Xäls eG, Tübingen: Ein Netzwerk zur Erzeugung nachhaltiger, regionaler Lebensmittel. Was in der Region Neckar-Alb erzeugt werden kann, soll auch hier erzeugt, verarbeitet und verkauft werden, heißt es in der Erklärung der Xäls-Genossenschaft. „Die Wertschöpfung geschieht und bleibt vor Ort.“

Mein Dorfladen Rosenberg eG: Eröffnung am 18. November 2020 – wegen Corona ohne feierlichen Eröffnungsempfang. Nach 5 Jahren Vakanz wurde die Nahversorgung in Rosenberg (Ostalbkreis) wieder hergestellt. Auch eine Postfiliale soll eingebunden werden.


Genossenschaften legen 2020 zu

Die Genossenschaften in Baden-Württemberg sind bisher sehr ordentlich durch die Corona-Pandemie gekommen: So haben die Umsätze der 622 (2019: 630) Waren- und Dienstleistungsgenossenschaften im Südwesten im vergangenen Jahr um 2,8 Prozent auf 9,12 Milliarden Euro zugelegt.

„Unsere Mitgliedsunternehmen haben sich mit aller Kraft und viel Krea-tivität gegen die Folgen der Krise gestemmt“, sagt Dr.
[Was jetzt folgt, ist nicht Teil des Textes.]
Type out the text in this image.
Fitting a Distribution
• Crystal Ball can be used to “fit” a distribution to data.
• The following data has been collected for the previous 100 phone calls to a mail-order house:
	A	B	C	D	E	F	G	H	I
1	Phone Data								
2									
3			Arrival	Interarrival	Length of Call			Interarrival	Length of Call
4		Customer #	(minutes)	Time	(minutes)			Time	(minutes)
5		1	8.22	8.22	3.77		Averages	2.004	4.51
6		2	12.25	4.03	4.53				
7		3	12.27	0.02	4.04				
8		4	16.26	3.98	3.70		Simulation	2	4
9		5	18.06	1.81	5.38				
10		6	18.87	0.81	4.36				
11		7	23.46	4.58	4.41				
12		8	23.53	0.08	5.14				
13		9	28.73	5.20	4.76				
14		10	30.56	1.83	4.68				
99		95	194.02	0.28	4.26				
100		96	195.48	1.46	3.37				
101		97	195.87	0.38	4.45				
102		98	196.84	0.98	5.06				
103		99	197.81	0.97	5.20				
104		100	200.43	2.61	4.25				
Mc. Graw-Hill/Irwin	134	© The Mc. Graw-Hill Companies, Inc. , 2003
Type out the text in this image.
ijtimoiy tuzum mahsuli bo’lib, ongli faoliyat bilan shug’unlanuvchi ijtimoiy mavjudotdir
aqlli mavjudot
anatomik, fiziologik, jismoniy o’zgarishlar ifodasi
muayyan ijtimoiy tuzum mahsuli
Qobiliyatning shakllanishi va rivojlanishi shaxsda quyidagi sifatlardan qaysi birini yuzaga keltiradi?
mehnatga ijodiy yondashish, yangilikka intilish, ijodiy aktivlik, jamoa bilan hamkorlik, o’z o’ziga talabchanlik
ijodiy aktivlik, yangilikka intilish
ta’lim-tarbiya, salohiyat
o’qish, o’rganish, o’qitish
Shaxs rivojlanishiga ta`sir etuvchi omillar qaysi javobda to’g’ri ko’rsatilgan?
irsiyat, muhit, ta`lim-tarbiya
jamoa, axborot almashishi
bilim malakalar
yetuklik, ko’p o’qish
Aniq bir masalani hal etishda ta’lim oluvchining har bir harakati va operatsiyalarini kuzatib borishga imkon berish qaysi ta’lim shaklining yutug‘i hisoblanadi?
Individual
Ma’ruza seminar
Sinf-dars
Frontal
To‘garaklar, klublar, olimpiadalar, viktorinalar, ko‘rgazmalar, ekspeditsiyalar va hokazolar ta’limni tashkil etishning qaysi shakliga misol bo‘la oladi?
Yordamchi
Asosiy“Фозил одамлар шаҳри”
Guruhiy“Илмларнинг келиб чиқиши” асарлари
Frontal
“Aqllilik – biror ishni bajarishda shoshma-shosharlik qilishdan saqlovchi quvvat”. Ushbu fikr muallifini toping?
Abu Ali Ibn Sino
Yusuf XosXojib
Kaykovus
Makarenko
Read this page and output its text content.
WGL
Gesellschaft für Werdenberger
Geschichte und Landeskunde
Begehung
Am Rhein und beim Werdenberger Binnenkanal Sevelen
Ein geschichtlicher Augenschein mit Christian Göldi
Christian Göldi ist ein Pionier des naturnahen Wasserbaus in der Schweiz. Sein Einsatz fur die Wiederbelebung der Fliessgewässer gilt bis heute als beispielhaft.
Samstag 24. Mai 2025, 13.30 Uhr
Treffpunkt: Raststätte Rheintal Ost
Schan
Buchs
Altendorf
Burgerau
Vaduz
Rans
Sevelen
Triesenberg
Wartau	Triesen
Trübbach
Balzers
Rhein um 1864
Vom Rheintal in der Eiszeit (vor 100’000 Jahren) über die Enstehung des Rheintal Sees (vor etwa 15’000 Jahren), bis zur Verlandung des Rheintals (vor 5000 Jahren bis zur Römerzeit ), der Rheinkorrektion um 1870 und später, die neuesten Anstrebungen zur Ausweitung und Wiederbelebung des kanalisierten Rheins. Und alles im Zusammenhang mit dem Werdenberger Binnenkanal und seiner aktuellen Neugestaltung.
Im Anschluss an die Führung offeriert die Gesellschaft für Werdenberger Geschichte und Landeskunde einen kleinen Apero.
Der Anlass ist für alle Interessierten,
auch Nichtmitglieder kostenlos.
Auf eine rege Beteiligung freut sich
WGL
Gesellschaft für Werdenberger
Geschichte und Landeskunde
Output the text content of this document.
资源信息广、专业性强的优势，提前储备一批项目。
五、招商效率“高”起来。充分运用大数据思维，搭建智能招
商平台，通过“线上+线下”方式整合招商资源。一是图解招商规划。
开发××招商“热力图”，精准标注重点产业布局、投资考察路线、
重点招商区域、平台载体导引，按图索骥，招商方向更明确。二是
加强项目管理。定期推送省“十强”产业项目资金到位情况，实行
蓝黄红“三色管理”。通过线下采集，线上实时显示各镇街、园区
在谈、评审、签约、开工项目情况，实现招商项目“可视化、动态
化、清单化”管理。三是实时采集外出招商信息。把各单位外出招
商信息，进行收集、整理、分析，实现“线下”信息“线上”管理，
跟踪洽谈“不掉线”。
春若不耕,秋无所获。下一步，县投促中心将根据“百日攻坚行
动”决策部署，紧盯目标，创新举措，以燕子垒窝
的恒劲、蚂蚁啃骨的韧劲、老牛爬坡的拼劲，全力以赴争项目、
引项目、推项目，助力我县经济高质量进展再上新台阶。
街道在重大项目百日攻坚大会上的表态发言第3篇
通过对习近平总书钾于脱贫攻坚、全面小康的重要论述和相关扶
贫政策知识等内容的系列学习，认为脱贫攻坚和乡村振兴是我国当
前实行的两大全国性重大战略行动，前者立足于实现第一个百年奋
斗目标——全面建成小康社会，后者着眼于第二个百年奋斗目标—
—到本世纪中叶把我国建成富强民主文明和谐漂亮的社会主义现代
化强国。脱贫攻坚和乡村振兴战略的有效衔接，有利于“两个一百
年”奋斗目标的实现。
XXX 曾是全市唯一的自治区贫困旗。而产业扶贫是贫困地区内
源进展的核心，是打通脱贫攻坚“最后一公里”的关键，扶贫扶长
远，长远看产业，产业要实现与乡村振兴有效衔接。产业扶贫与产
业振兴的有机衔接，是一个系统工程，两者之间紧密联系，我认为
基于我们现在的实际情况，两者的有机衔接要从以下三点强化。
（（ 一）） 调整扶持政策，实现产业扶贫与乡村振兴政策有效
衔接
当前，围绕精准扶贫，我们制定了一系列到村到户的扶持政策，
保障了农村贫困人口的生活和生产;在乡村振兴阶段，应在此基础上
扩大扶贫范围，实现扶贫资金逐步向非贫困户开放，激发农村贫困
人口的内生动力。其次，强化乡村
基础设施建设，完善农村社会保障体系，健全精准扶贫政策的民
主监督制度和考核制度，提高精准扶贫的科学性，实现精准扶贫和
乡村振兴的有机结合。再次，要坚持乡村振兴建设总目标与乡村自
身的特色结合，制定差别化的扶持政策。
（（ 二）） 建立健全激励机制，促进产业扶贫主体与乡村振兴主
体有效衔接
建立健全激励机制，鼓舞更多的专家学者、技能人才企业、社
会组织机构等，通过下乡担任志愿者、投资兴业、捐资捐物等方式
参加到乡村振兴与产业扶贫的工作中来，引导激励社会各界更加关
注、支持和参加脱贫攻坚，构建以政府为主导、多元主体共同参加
Roman Glaser, Präsident des Baden-Württembergischen Genossenschaftsverbands (BWGV), bei der digitalen Jahres-Pressekonferenz des Verbands.

Winzer- und Weingärtnergenossenschaften konnten ihre Umsätze in 2020 stabil halten. ©PMCompany

Allerdings falle die Betroffenheit durch Corona je nach Branche und geschäftspolitischer Ausrichtung sehr unterschiedlich aus.

  • Die Umsätze der 21 Obst-, Gemüse- und Gartenbau-Genossenschaften beziehungsweise –Vertriebsgesellschaften haben sich im Jahr 2020 um 10,5 Prozent auf 543 Millionen Euro erhöht.
  • Die 107 Winzer- und Weingärtnergenossenschaften in Baden-Württemberg hielten ihre Umsätze stabil bei 448 Millionen Euro (minus 0,4 Prozent).
  • Molkereien und Milcherzeuger können ebenfalls auf ein solides Jahr zurückschauen: Die Umsätze der sechs genossenschaftlichen milchverarbeitenden Betriebe stiegen 2020 um insgesamt 7,4 Prozent auf 886 Millionen Euro.
  • Einen Umsatzrückgang um 4,6 Prozent auf 419 Millionen Euro hatte die Viehwirtschaft zu verzeichnen. Vor dem Hintergrund des anhaltenden Strukturwandels verringerte sich die Zahl der Mitglieder bei landwirtschaftlichen Genossenschaften um 2.500 auf 95.200.

Die aktuell 781 Unternehmen in der Rechtsform der eG (eingetragene Genossenschaft) verteilen sich dem Verband zufolge auf rund 50 Branchen. 33.850 Menschen (Ware: 13.080; Banken: 20.770) arbeiten für Genossenschaften. Zudem bilden die Genossenschaften 2.256 junge Menschen aus (Ware: 510; Banken: 1.746). (pm/gel)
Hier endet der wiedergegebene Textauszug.